What does a gardener do in late winter? The memory of blisters and sore muscles, late dinners, and hungry rabbits and deer is gone. I sit here trying to remember the intoxicating scent of moist earth, the actual joy of dirt under my fingernails. I forget the disappointments of seeds that didn’t germinate and crops that didn’t live up to their catalog superlatives. I think of the sight of the first crocus that rivals childhood Christmas mornings. Sore back? What sore back? Is it too early to start seeds?

The Christmas cactus has done its thing. The amaryllis no long thrills. Even the newly filled basket of crisp seed packets on display on the coffee table isn’t enough. Every mild breeze tricks me into thinking…..”This is it! Spring is here!” The rest I needed after a growing season extended by opening a garden business is complete.
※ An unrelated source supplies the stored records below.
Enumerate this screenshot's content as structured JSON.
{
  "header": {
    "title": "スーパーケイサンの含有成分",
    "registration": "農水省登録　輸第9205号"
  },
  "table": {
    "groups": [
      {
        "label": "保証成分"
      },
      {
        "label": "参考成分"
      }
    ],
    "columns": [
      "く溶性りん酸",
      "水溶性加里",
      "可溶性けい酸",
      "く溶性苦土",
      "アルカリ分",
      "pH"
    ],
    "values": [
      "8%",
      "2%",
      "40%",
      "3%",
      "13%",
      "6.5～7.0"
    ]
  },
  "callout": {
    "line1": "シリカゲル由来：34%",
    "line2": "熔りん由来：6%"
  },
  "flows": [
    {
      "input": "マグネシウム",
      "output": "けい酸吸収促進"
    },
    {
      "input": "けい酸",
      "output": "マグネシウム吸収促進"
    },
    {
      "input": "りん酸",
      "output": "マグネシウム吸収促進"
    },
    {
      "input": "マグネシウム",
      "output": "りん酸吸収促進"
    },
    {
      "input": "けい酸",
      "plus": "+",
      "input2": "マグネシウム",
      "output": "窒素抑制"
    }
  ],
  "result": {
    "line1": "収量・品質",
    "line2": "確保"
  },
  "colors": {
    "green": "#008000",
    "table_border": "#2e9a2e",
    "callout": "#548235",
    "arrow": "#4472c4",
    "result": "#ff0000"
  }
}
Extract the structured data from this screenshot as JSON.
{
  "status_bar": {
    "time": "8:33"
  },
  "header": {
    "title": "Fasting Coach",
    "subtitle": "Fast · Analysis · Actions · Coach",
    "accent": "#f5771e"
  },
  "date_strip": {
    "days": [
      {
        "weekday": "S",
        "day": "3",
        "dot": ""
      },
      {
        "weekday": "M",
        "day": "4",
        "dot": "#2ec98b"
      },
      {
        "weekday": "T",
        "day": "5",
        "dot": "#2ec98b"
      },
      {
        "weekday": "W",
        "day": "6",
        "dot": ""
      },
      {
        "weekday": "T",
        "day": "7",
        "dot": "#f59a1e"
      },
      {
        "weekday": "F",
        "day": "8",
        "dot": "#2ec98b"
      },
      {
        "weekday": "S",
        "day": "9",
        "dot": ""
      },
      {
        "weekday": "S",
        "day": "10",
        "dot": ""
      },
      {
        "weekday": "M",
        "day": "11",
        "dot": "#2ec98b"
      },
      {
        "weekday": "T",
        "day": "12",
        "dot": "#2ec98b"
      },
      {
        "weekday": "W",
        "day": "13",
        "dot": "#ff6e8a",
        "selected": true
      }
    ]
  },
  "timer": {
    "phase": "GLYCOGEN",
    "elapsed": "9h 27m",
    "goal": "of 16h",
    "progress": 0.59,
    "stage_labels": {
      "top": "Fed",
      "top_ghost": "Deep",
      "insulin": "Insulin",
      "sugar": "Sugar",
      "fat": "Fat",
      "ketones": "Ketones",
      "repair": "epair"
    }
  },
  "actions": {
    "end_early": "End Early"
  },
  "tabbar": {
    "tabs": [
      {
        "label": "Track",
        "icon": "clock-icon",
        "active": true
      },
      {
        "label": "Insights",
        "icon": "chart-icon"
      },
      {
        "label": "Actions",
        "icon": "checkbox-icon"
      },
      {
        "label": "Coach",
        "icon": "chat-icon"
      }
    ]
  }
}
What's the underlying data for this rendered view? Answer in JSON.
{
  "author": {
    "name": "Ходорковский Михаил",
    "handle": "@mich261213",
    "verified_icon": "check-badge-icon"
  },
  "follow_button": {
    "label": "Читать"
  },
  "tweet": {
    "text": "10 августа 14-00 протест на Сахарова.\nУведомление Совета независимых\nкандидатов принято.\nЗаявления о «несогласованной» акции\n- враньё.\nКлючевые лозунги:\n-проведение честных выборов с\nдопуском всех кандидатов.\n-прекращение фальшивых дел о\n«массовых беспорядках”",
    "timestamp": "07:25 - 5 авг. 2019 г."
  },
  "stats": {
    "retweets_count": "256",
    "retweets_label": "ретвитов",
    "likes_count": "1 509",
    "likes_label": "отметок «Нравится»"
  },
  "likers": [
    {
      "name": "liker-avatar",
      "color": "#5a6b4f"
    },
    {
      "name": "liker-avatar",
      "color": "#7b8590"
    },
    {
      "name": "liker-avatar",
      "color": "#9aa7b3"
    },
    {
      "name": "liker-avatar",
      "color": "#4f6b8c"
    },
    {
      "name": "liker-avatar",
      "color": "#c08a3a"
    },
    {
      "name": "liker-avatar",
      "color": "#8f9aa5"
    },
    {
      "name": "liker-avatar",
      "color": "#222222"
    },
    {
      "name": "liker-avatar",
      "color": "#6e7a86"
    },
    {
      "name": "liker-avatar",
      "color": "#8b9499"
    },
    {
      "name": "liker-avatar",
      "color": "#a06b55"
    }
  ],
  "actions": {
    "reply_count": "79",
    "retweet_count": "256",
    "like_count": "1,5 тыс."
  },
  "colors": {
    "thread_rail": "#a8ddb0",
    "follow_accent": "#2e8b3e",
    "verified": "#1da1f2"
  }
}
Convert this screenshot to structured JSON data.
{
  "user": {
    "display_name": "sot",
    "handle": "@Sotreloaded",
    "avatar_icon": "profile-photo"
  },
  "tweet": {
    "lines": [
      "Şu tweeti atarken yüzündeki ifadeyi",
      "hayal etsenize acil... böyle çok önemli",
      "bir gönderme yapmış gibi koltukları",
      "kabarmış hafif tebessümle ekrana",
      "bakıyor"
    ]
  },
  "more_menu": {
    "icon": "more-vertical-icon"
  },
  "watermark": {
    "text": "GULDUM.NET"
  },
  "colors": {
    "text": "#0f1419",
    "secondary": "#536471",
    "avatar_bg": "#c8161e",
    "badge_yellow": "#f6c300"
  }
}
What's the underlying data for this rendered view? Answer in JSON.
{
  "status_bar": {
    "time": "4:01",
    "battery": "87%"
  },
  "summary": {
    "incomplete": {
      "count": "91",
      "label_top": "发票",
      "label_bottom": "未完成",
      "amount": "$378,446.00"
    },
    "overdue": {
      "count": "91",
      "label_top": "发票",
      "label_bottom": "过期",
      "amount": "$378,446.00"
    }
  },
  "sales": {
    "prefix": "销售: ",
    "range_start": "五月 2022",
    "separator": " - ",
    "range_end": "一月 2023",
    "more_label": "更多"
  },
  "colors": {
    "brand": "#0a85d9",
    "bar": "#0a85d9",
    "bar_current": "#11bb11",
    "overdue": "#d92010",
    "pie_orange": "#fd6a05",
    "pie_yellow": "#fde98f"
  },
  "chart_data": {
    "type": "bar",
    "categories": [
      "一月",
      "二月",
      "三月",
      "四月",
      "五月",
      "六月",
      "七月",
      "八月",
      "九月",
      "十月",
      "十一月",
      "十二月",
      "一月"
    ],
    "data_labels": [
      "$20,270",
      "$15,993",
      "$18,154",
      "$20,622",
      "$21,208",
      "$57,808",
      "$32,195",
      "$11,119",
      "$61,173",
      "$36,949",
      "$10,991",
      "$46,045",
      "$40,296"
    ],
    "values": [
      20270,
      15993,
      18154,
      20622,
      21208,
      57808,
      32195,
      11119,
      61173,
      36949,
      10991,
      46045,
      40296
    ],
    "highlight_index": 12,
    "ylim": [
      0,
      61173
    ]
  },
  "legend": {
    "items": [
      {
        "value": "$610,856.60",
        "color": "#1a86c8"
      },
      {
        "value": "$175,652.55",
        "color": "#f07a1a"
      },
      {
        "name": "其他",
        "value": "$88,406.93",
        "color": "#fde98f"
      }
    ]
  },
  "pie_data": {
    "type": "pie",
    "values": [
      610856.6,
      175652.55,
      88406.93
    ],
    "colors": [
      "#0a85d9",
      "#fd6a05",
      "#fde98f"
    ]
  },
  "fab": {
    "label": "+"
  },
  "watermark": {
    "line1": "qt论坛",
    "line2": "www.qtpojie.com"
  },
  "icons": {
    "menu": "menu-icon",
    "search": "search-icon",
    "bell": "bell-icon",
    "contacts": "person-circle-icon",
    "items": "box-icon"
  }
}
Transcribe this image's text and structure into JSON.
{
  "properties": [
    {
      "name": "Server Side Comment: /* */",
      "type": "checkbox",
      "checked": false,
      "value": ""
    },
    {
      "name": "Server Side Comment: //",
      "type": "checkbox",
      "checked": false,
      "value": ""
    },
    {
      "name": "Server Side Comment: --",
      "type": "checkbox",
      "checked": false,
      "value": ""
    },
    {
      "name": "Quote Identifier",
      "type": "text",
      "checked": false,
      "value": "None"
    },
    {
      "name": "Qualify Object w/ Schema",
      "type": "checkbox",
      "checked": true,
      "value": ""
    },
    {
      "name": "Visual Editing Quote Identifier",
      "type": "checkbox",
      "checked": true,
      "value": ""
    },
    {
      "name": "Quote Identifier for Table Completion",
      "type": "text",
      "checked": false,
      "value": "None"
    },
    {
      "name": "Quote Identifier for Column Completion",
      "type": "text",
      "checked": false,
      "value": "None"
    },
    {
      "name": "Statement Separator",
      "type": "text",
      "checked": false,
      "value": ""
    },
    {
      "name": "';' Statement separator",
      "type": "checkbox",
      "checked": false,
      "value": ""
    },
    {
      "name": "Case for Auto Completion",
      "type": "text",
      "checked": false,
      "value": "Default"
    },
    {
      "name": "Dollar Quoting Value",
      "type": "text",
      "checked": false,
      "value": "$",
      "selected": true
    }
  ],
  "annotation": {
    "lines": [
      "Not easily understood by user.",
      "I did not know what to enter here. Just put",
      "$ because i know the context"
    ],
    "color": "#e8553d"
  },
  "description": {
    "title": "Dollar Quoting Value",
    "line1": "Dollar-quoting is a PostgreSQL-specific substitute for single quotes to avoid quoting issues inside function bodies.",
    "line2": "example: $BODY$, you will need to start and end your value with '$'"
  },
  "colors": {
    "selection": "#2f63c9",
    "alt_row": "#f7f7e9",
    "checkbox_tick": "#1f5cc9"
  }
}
The itch to start all over again is as predictable as the sun coming up in the morning. Hey, speaking of the sun, have you noticed the days really are getting longer?

I do what I can. I prepare in tangential ways. I made little sachets ready to fill with aromatic herbs. I design a logo to mark my hand-made aprons and totes. My husband makes birdhouses for us and extra to sell. Can there be a better compliment than birds who love your garden? But the best surrogate is the garden plan. Anything is possible when gardening with pencil and paper. I love large formal herb gardens and pie-shaped beds in vast circles, then there’s the spiral that is so provocative. In the end, my husband bursts my bubble with the simple comment, “That’s a lot of edging.”

I’m no longer a young gardener. My three children are grown and have moved away. I come to the reality that if I want my gardens as big as I do, they better be easier to care for.